Water may just easily come out of the tap in the Western world, but the places the apparel industry is sourcing from and the water resources it’s drawing on are at times in much scarcer supply.
That’s the message Mina Guli, founder of ThirstForWater.org, an organization dedicated to tackling the world’s water shortage crisis, delivered during a keynote at the Textile Exchange Sustainability Conference earlier this month.
To put the crisis into greater perspective, Guli said, “The water that went into what you just used and put on today took more water than you have used in your entire lifetimes.”
Making one cotton suit, according to Guli, uses as much as 14,763 liters of water. A cotton shirt uses 3,690 liters. The water that went into making your mobile phone was as much as 912 liters.
[Read more about recent sustainability efforts: What the Industry’s Sustainability Leaders are Actually Doing With Their Supply Chains]
This may not be water people see or feel or think about on a daily basis, but it’s being used. And it’s being depleted, according to Guli.
“Ninety-five percent of the water we use every day is invisible,” Guli said. The combined invisible daily water footprint is 28,429 liters. “More water than you’ve drunk in your entire lifetime…What we are doing to our environment without paying attention to it is horrifying.”
Last year, the World Economic Forum ranked the water crisis as the highest concern for the next decade.
In an effort to bring greater attention to the world’s water crisis, Guli has run across the seven continents, across each continent’s major desert (Antarctica is also considered a desert since it gets less rain than the Sahara) in seven weeks, talking to people about issues they’re facing with water.
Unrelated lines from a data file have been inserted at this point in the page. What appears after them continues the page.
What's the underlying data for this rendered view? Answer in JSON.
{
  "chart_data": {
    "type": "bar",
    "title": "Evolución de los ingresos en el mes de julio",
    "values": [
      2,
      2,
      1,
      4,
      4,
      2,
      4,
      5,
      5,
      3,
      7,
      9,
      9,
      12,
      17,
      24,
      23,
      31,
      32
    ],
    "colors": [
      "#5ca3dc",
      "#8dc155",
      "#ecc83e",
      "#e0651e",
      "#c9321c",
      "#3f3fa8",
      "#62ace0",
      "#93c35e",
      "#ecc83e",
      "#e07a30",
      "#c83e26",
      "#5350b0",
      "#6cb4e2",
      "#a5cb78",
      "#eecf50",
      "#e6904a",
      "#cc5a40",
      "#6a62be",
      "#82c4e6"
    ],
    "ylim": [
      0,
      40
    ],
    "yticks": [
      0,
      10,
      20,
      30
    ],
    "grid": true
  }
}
From there, she ran 40 marathons in 40 days down six of the world’s great rivers to do the same thing.
What she found in South Africa was that just the production of table grapes drained six meters out of the Richtersveld river in six years. What she found in Brazil was that water forms on tree leaves in the Amazon, in what’s called flying rivers, and what collects forms into clouds that get pushed down into cities around the country and produces rain. But deforestation is causing those flying rivers to dry up, which means places like Sao Paolo are getting less rain. What she found in the Atacama desert was people catching fog for water and using it for farming, but even that has become scarce, and a shortage of water to farm the cotton that goes into fibers to make apparel, could have drastic ripple effects all along the supply chain. In Central Asia, the Aral Sea has been shrinking drastically for the last 50 years since the two rivers that sustain it started being drawn from to grow cotton in the desert.
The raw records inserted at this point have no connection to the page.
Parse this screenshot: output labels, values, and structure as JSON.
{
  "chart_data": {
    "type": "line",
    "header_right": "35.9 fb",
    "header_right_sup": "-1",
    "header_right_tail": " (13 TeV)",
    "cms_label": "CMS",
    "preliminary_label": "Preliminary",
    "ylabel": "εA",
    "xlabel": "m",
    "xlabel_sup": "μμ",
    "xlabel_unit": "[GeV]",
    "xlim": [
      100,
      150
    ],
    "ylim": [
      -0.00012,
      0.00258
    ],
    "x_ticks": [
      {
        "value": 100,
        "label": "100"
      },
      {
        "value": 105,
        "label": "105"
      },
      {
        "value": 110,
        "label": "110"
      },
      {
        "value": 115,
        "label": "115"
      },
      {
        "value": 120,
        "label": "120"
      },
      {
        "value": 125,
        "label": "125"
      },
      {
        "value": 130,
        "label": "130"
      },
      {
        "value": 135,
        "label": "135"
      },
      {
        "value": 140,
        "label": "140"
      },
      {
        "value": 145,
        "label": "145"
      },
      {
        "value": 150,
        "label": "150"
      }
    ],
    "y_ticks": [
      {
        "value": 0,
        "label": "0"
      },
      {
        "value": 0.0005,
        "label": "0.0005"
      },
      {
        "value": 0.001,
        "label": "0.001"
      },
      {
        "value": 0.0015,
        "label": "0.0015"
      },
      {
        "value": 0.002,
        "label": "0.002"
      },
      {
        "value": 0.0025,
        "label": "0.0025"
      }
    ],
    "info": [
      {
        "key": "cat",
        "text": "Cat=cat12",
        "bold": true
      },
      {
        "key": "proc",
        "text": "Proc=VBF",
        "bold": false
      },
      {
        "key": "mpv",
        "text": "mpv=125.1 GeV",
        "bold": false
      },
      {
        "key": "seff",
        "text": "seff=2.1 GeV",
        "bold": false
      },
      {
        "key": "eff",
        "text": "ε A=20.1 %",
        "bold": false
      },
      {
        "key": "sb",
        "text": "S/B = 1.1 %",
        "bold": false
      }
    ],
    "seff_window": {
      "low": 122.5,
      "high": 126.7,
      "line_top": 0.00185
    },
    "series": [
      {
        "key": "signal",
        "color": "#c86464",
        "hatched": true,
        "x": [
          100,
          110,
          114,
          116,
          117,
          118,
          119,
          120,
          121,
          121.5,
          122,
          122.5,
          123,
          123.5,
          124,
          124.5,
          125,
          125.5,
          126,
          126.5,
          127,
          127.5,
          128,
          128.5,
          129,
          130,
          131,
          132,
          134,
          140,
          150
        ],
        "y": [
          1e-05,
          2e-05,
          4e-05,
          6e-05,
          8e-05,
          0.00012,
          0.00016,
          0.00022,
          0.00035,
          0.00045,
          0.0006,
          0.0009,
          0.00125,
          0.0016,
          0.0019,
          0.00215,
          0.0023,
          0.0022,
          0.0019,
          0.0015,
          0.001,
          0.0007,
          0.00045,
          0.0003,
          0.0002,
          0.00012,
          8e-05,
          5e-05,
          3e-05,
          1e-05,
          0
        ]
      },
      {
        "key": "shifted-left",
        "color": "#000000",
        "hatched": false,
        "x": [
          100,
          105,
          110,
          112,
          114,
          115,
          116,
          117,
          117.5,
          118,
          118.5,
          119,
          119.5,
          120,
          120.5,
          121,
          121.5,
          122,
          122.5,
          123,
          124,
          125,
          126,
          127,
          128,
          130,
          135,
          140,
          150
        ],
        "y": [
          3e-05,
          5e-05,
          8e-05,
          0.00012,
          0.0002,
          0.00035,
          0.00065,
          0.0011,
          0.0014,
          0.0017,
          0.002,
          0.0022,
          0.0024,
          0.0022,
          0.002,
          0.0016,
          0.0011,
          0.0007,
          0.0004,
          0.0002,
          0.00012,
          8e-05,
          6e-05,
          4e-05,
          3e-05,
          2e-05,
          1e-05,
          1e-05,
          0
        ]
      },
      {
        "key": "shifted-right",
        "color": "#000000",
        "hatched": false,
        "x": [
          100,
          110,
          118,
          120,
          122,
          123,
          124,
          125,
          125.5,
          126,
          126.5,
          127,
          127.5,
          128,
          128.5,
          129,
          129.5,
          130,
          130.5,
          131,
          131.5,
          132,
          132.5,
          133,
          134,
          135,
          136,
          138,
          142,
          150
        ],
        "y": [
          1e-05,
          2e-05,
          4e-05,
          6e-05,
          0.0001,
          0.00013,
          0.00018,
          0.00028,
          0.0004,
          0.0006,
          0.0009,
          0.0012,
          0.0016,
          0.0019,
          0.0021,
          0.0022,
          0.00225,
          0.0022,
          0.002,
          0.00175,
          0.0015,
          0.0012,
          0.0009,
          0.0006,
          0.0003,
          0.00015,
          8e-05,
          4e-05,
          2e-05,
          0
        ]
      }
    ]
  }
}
“We are indeed a planet in crisis,” Guli said. “By 2030, experts predict that there’ll be a 40 percent greater demand for water than what’s available.”
According to the World Resources Institute (WRI), cotton accounts for roughly 33 percent of all the fibers found in textiles, and it can take as much as 2,700 liters of water to make one cotton T-shirt—the same amount of water one person drinks in two and a half years. That’s why cotton farming stands to further damage areas already facing water stress, which are often precisely the areas brands and retailers are sourcing from for better costs.
Beyond just cultivating the cotton, a substantial sum of water goes into actual clothing production.
Roughly 20 percent of industrial water pollution is owed to garment manufacturing, according to WRI, and the world uses as much as 5 trillion liters (1.3 trillion gallons) of water each year just for fabric dyeing, which could fill two million Olympic-sized swimming pools.
“We’re going to figure out how to manage water in supply chains,” Guli said. “I want to show people what it means to overuse water for the production of cotton.”